A NYT article analyzes an interesting question: 'What's the Single Best Exercise?' and asks a variety of experts their opinion.

-One of the most taxing movements in sports, the butterfly requires "greater energy than bicycling at 14 miles per hour, running a 10-minute mile, playing competitive basketball or carrying furniture upstairs...However, the butterfly is 'miserable, isolating, painful.' It requires a coach, a pool and ideally supplemental weight and flexibility training to reduce the high risk of injury."

-Another exercise is from the foundations of old-fashioned calisthenics: the burpee, in which you drop to the ground, kick your feet out behind you, pull your feet back in and leap up as high as you can. “It builds muscles.
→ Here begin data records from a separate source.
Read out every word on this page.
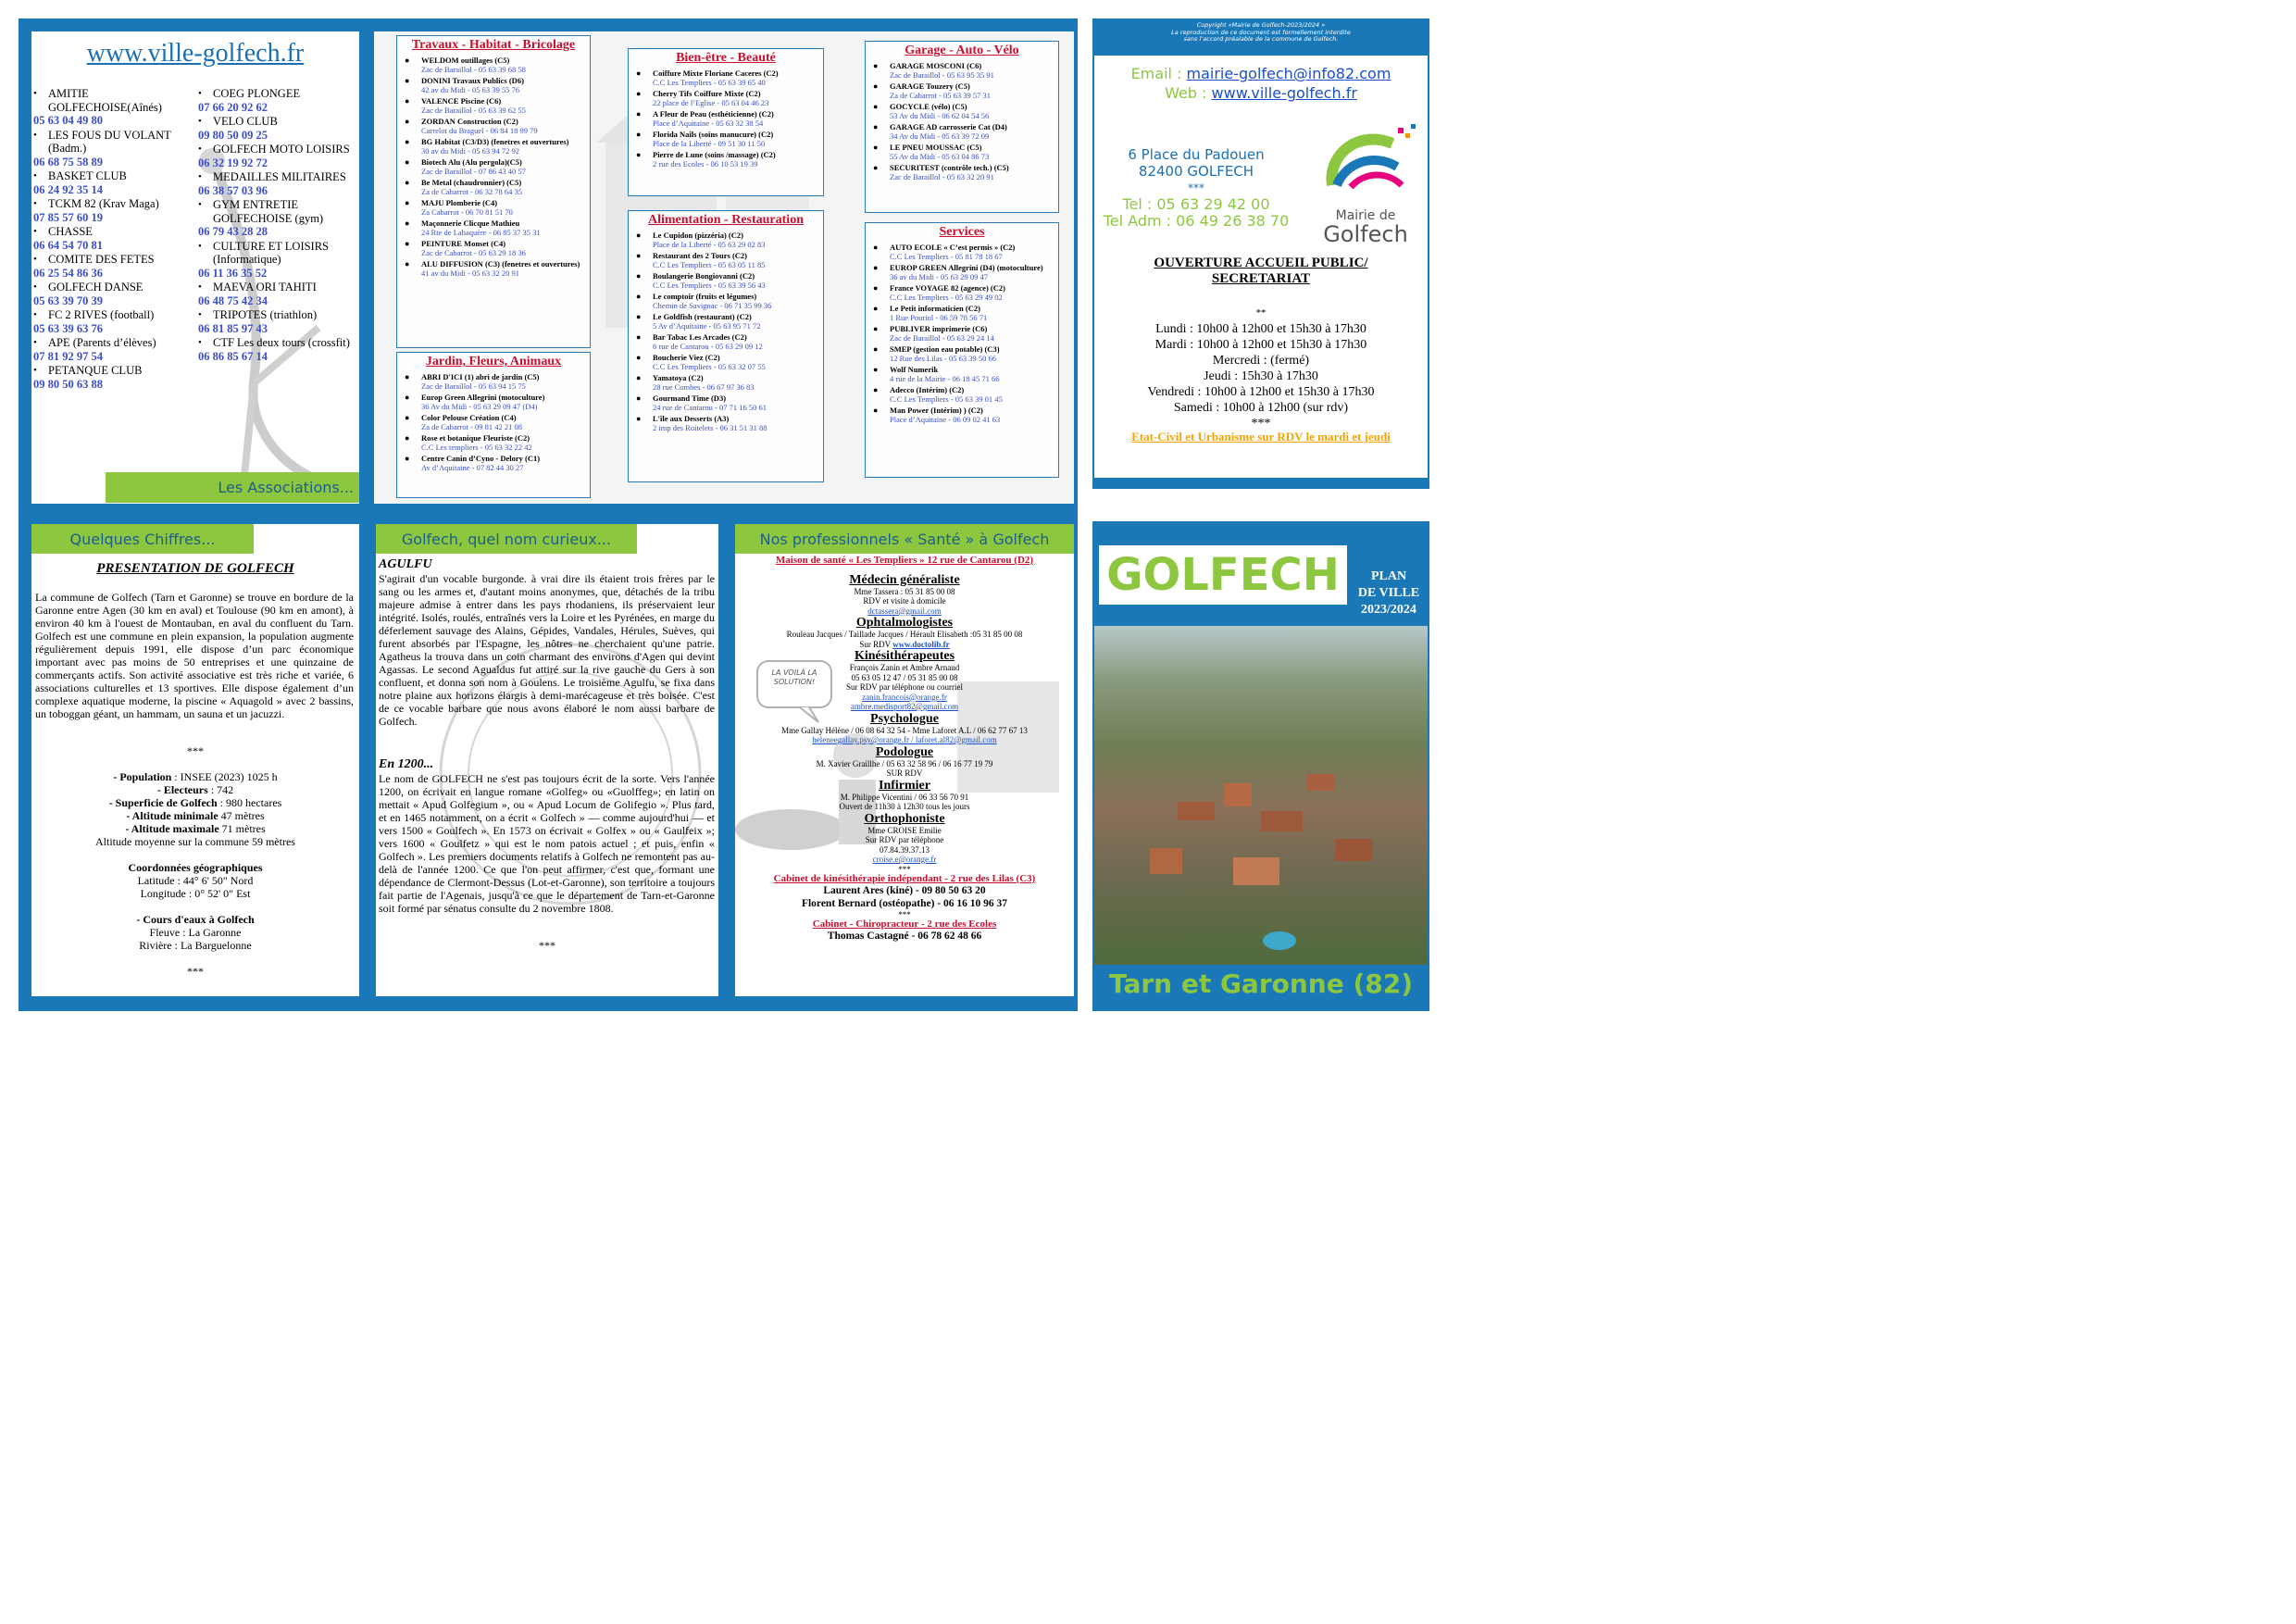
www.ville-golfech.fr
• AMITIE GOLFECHOISE(Aînés)
05 63 04 49 80
• LES FOUS DU VOLANT (Badm.)
06 68 75 58 89
• BASKET CLUB
06 24 92 35 14
• TCKM 82 (Krav Maga)
07 85 57 60 19
• CHASSE
06 64 54 70 81
• COMITE DES FETES
06 25 54 86 36
• GOLFECH DANSE
05 63 39 70 39
• FC 2 RIVES (football)
05 63 39 63 76
• APE (Parents d’élèves)
07 81 92 97 54
• PETANQUE CLUB
09 80 50 63 88
• COEG PLONGEE
07 66 20 92 62
• VELO CLUB
09 80 50 09 25
• GOLFECH MOTO LOISIRS
06 32 19 92 72
• MEDAILLES MILITAIRES
06 38 57 03 96
• GYM ENTRETIE GOLFECHOISE (gym)
06 79 43 28 28
• CULTURE ET LOISIRS (Informatique)
06 11 36 35 52
• MAEVA ORI TAHITI
06 48 75 42 34
• TRIPOTES (triathlon)
06 81 85 97 43
• CTF Les deux tours (crossfit)
06 86 85 67 14
Les Associations...
Travaux - Habitat - Bricolage
●	WELDOM outillages (C5)
Zac de Baraillol - 05 63 39 68 58
●	DONINI Travaux Publics (D6)
42 av du Midi - 05 63 39 55 76
●	VALENCE Piscine (C6)
Zac de Baraillol - 05 63 39 62 55
●	ZORDAN Construction (C2)
Carrelot du Braguel - 06 84 18 99 79
●	BG Habitat (C3/D3) (fenetres et ouvertures)
30 av du Midi - 05 63 94 72 92
●	Biotech Alu (Alu pergola)(C5)
Zac de Baraillol - 07 86 43 40 57
●	Be Metal (chaudronnier) (C5)
Za de Cabarrot - 06 32 78 64 35
●	MAJU Plomberie (C4)
Za Cabarrot - 06 70 81 51 70
●	Maçonnerie Clicque Mathieu
24 Rte de Labaquère - 06 85 37 35 31
●	PEINTURE Monset (C4)
Zac de Cabarrot - 05 63 29 18 36
●	ALU DIFFUSION (C3) (fenetres et ouvertures)
41 av du Midi - 05 63 32 20 91
Jardin, Fleurs, Animaux
●	ABRI D'ICI (1) abri de jardin (C5)
Zac de Baraillol - 05 63 94 15 75
●	Europ Green Allegrini (motoculture)
36 Av du Midi - 05 63 29 09 47 (D4)
●	Color Pelouse Création (C4)
Za de Cabarrot - 09 81 42 21 08
●	Rose et botanique Fleuriste (C2)
C.C Les templiers - 05 63 32 22 42
●	Centre Canin d’Cyno - Delory (C1)
Av d’Aquitaine - 07 82 44 30 27
Bien-être - Beauté
●	Coiffure Mixte Floriane Caceres (C2)
C.C Les Templiers - 05 63 39 65 40
●	Cherry Tifs Coiffure Mixte (C2)
22 place de l’Eglise - 05 63 04 46 23
●	A Fleur de Peau (esthéticienne) (C2)
Place d’Aquitaine - 05 63 32 38 54
●	Florida Nails (soins manucure) (C2)
Place de la Liberté - 09 51 30 11 50
●	Pierre de Lune (soins /massage) (C2)
2 rue des Ecoles - 06 10 53 19 39
Alimentation - Restauration
●	Le Cupidon (pizzéria) (C2)
Place de la Liberté - 05 63 29 02 83
●	Restaurant des 2 Tours (C2)
C.C Les Templiers - 05 63 05 11 85
●	Boulangerie Bongiovanni (C2)
C.C Les Templiers - 05 63 39 56 43
●	Le comptoir (fruits et légumes)
Chemin de Savignac - 06 71 35 99 36
●	Le Goldfish (restaurant) (C2)
5 Av d’Aquitaine - 05 63 95 71 72
●	Bar Tabac Les Arcades (C2)
6 rue de Cantarou - 05 63 29 09 12
●	Boucherie Viez (C2)
C.C Les Templiers - 05 63 32 07 55
●	Yamatoya (C2)
28 rue Combes - 06 67 97 36 83
●	Gourmand Time (D3)
24 rue de Cantarou - 07 71 16 50 61
●	L'île aux Desserts (A3)
2 imp des Roitelets - 06 31 51 31 88
Garage - Auto - Vélo
●	GARAGE MOSCONI (C6)
Zac de Baraillol - 05 63 95 35 91
●	GARAGE Touzery (C5)
Za de Cabarrot - 05 63 39 57 31
●	GOCYCLE (vélo) (C5)
53 Av du Midi - 06 62 04 54 56
●	GARAGE AD carrosserie Cat (D4)
34 Av du Midi - 05 63 39 72 09
●	LE PNEU MOUSSAC (C5)
55 Av du Midi - 05 63 04 86 73
●	SECURITEST (contrôle tech.) (C5)
Zac de Baraillol - 05 63 32 20 91
Services
●	AUTO ECOLE « C’est permis » (C2)
C.C Les Templiers - 05 81 78 18 67
●	EUROP GREEN Allegrini (D4) (motoculture)
36 av du Midi - 05 63 29 09 47
●	France VOYAGE 82 (agence) (C2)
C.C Les Templiers - 05 63 29 49 02
●	Le Petit informaticien (C2)
1 Rue Pouriol - 06 59 78 56 71
●	PUBLIVER imprimerie (C6)
Zac de Baraillol - 05 63 29 24 14
●	SMEP (gestion eau potable) (C3)
12 Rue des Lilas - 05 63 39 50 66
●	Wolf Numerik
4 rue de la Mairie - 06 18 45 71 66
●	Adecco (Intérim) (C2)
C.C Les Templiers - 05 63 39 01 45
●	Man Power (Intérim) ) (C2)
Place d’Aquitaine - 06 09 02 41 63
Email : mairie-golfech@info82.com
Web : www.ville-golfech.fr
6 Place du Padouen
82400 GOLFECH
***
Tel : 05 63 29 42 00
Tel Adm : 06 49 26 38 70	Mairie de
Golfech
OUVERTURE ACCUEIL PUBLIC/ SECRETARIAT
**
Lundi : 10h00 à 12h00 et 15h30 à 17h30
Mardi : 10h00 à 12h00 et 15h30 à 17h30
Mercredi : (fermé)
Jeudi : 15h30 à 17h30
Vendredi : 10h00 à 12h00 et 15h30 à 17h30
Samedi : 10h00 à 12h00 (sur rdv)
***
Etat-Civil et Urbanisme sur RDV le mardi et jeudi
Copyright «Mairie de Golfech-2023/2024 »
La reproduction de ce document est formellement interdite
sans l’accord préalable de la commune de Golfech.
Quelques Chiffres...
PRESENTATION DE GOLFECH
La commune de Golfech (Tarn et Garonne) se trouve en bordure de la Garonne entre Agen (30 km en aval) et Toulouse (90 km en amont), à environ 40 km à l'ouest de Montauban, en aval du confluent du Tarn. Golfech est une commune en plein expansion, la population augmente régulièrement depuis 1991, elle dispose d’un parc économique important avec pas moins de 50 entreprises et une quinzaine de commerçants actifs. Son activité associative est très riche et variée, 6 associations culturelles et 13 sportives. Elle dispose également d’un complexe aquatique moderne, la piscine « Aquagold » avec 2 bassins, un toboggan géant, un hammam, un sauna et un jacuzzi.
***

- Population : INSEE (2023) 1025 h
- Electeurs : 742
- Superficie de Golfech : 980 hectares
- Altitude minimale 47 mètres
- Altitude maximale 71 mètres
Altitude moyenne sur la commune 59 mètres

Coordonnées géographiques
Latitude : 44° 6' 50" Nord
Longitude : 0° 52' 0" Est

- Cours d'eaux à Golfech
Fleuve : La Garonne
Rivière : La Barguelonne

***
Golfech, quel nom curieux...
AGULFU
S'agirait d'un vocable burgonde. à vrai dire ils étaient trois frères par le sang ou les armes et, d'autant moins anonymes, que, détachés de la tribu majeure admise à entrer dans les pays rhodaniens, ils préservaient leur intégrité. Isolés, roulés, entraînés vers la Loire et les Pyrénées, en marge du déferlement sauvage des Alains, Gépides, Vandales, Hérules, Suèves, qui furent absorbés par l'Espagne, les nôtres ne cherchaient qu'une patrie. Agatheus la trouva dans un coin charmant des environs d'Agen qui devint Agassas. Le second Agualdus fut attiré sur la rive gauche du Gers à son confluent, et donna son nom à Goulens. Le troisième Agulfu, se fixa dans notre plaine aux horizons élargis à demi-marécageuse et très boisée. C'est de ce vocable barbare que nous avons élaboré le nom aussi barbare de Golfech.
En 1200...
Le nom de GOLFECH ne s'est pas toujours écrit de la sorte. Vers l'année 1200, on écrivait en langue romane «Golfeg» ou «Guolffeg»; en latin on mettait « Apud Golfegium », ou « Apud Locum de Golifegio ». Plus tard, et en 1465 notamment, on a écrit « Golfech » — comme aujourd'hui — et vers 1500 « Goulfech ». En 1573 on écrivait « Golfex » ou « Gaulfeix »; vers 1600 « Goulfetz » qui est le nom patois actuel ; et puis, enfin « Golfech ». Les premiers documents relatifs à Golfech ne remontent pas au-delà de l'année 1200. Ce que l'on peut affirmer, c'est que, formant une dépendance de Clermont-Dessus (Lot-et-Garonne), son territoire a toujours fait partie de l'Agenais, jusqu'à ce que le département de Tarn-et-Garonne soit formé par sénatus consulte du 2 novembre 1808.
***
LA VOILÀ LA SOLUTION!
Nos professionnels « Santé » à Golfech
Maison de santé « Les Templiers » 12 rue de Cantarou (D2)
Médecin généraliste
Mme Tassera : 05 31 85 00 08
RDV et visite à domicile
dctassera@gmail.com
Ophtalmologistes
Rouleau Jacques / Taillade Jacques / Hérault Elisabeth :05 31 85 00 08
Sur RDV www.doctolib.fr
Kinésithérapeutes
François Zanin et Ambre Arnaud
05 63 05 12 47 / 05 31 85 00 08
Sur RDV par téléphone ou courriel
zanin.francois@orange.fr
ambre.medisport82@gmail.com
Psychologue
Mme Gallay Hélène / 06 08 64 32 54 - Mme Laforet A.L / 06 62 77 67 13
heleneegallay.psy@orange.fr / laforet.al82@gmail.com
Podologue
M. Xavier Graillhe / 05 63 32 58 96 / 06 16 77 19 79
SUR RDV
Infirmier
M. Philippe Vicentini / 06 33 56 70 91
Ouvert de 11h30 à 12h30 tous les jours
Orthophoniste
Mme CROISE Emilie
Sur RDV par téléphone
07.84.39.37.13
croise.e@orange.fr
***
Cabinet de kinésithérapie indépendant - 2 rue des Lilas (C3)
Laurent Ares (kiné) - 09 80 50 63 20
Florent Bernard (ostéopathe) - 06 16 10 96 37
***
Cabinet - Chiropracteur - 2 rue des Ecoles
Thomas Castagné - 06 78 62 48 66
GOLFECH	PLAN
DE VILLE
2023/2024
Tarn et Garonne (82)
It builds endurance, but it’s hard to imagine most people enjoying an all-burpees program, or sticking with it for long.”

-A case is made for "brisk walking" as the best exercise. Reference is made to a program in Japan where thousands of older Japanese citizens were enrolled in an innovative, five-month-long program of brisk, interval-style walking (three minutes of fast walking, followed by three minutes of slower walking, repeated 10 times- 60 minutes in total). The results were striking. "Physical fitness — maximal aerobic power and thigh muscle strength" — increased by about 20 percent, it made participants feel 10 years younger, and they had far fewer lifestyle related diseases, and depression scores dropped by half.

-Another expert suggested the squat which “activates the body’s biggest muscles, those in the buttocks, back and legs.” It’s simple. “Just fold your arms across your chest,” he said, “bend your knees and lower your trunk until your thighs are about parallel with the floor. Do that 25 times. It’s a very potent exercise.” The squat, and weight training in general, are particularly good at combating sarcopenia, he said, or the inevitable and debilitating loss of muscle mass that accompanies advancing age.

-Finally one physiologist recommended high-intensity interval training, or H.I.T.which is essentially an all-interval exercise which involves grunting through a series of short, strenuous intervals on specialized stationary bicycles.

It's interesting to think about the range of exercises which are possible and what may work best in terms of one's time, interests, and availability. Ultimately a healthy variety may be the most important consideration like it is for one's diet. (I can't give up on the push up or a rousing game of squash at 6 a.m. as seen above.)